Comparative example 1-this comparative example differs from example 1 in that the column was replaced with an exform C18 column. The results show that the vincamine acid peak and the apovincamine acid peak interfere with each other.

Comparative example 2-this comparative example differs from example 1 in that the flow rate was 1mL min-1, and the results showed that the vincamine acid peak and apovincamine acid peak interfere with each other.

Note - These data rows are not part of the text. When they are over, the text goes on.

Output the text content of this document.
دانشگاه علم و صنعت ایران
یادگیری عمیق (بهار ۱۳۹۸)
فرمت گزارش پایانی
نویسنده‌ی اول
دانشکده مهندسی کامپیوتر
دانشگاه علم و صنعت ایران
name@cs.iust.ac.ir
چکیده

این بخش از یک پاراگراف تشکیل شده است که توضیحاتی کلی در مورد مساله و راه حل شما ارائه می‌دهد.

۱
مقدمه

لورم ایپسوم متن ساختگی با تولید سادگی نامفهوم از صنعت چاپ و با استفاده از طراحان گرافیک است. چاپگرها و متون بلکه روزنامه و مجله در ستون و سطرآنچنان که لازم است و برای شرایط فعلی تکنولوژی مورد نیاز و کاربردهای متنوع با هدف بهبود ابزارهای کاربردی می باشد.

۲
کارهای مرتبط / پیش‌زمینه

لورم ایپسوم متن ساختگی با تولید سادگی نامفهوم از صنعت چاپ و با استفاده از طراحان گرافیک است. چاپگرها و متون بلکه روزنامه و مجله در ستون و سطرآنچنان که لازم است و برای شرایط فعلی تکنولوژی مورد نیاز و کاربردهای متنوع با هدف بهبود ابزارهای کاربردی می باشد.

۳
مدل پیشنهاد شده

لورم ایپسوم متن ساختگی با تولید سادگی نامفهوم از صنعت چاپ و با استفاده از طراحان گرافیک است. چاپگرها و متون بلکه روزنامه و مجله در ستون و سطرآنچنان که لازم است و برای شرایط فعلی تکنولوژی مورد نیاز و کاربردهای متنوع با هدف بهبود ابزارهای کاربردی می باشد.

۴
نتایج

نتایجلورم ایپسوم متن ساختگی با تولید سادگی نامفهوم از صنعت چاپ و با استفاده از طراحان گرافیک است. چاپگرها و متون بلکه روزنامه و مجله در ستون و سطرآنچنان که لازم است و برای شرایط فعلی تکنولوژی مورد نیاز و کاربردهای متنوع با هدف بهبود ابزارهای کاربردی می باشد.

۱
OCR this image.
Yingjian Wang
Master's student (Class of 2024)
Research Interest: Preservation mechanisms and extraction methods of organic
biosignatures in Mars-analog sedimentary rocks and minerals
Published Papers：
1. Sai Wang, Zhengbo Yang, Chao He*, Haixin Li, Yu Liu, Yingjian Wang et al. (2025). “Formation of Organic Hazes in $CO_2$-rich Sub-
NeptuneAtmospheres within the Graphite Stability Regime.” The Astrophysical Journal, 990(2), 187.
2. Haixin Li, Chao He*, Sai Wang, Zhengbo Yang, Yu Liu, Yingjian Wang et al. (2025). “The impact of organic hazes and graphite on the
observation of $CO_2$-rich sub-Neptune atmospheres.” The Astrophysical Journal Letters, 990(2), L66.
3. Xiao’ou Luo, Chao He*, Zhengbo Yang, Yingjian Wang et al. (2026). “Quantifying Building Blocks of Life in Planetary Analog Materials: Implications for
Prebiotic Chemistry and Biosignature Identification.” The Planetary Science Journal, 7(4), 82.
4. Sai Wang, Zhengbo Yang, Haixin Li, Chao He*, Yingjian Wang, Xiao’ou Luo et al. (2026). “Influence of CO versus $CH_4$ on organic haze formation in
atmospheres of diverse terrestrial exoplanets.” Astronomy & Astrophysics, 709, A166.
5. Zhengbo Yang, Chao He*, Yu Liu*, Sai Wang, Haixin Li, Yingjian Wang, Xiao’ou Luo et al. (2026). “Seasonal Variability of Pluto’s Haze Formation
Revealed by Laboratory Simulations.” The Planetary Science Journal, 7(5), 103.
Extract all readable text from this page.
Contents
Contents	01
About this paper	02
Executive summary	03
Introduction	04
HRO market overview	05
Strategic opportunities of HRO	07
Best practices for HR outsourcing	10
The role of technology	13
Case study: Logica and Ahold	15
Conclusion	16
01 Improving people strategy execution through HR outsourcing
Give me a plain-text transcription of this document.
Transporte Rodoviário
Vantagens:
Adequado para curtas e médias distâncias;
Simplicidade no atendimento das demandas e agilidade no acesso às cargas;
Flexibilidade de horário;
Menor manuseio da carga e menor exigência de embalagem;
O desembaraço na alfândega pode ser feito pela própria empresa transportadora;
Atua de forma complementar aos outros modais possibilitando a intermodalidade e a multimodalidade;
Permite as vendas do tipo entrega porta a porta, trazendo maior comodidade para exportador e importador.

Comparative example 3-this comparative example differs from example 1 in that the column temperature was 28 ℃, and the results show that the vincamine acid peak and apovincamine acid peak interfere with each other.

Comparative example 4-this comparative example differs from example 1 in that a 0.2mol/L ammonium acetate solution and acetonitrile in a volume ratio of 40:60 are used as mobile phases. The results show that the vincamine acid peak and the apovincamine acid peak interfere with each other.

The above description is only for the purpose of illustrating the preferred embodiments of the present invention and is not to be construed as limiting the invention, and any modifications, equivalents, improvements and the like made within the spirit and principle of the present invention should be included in the scope of the present invention.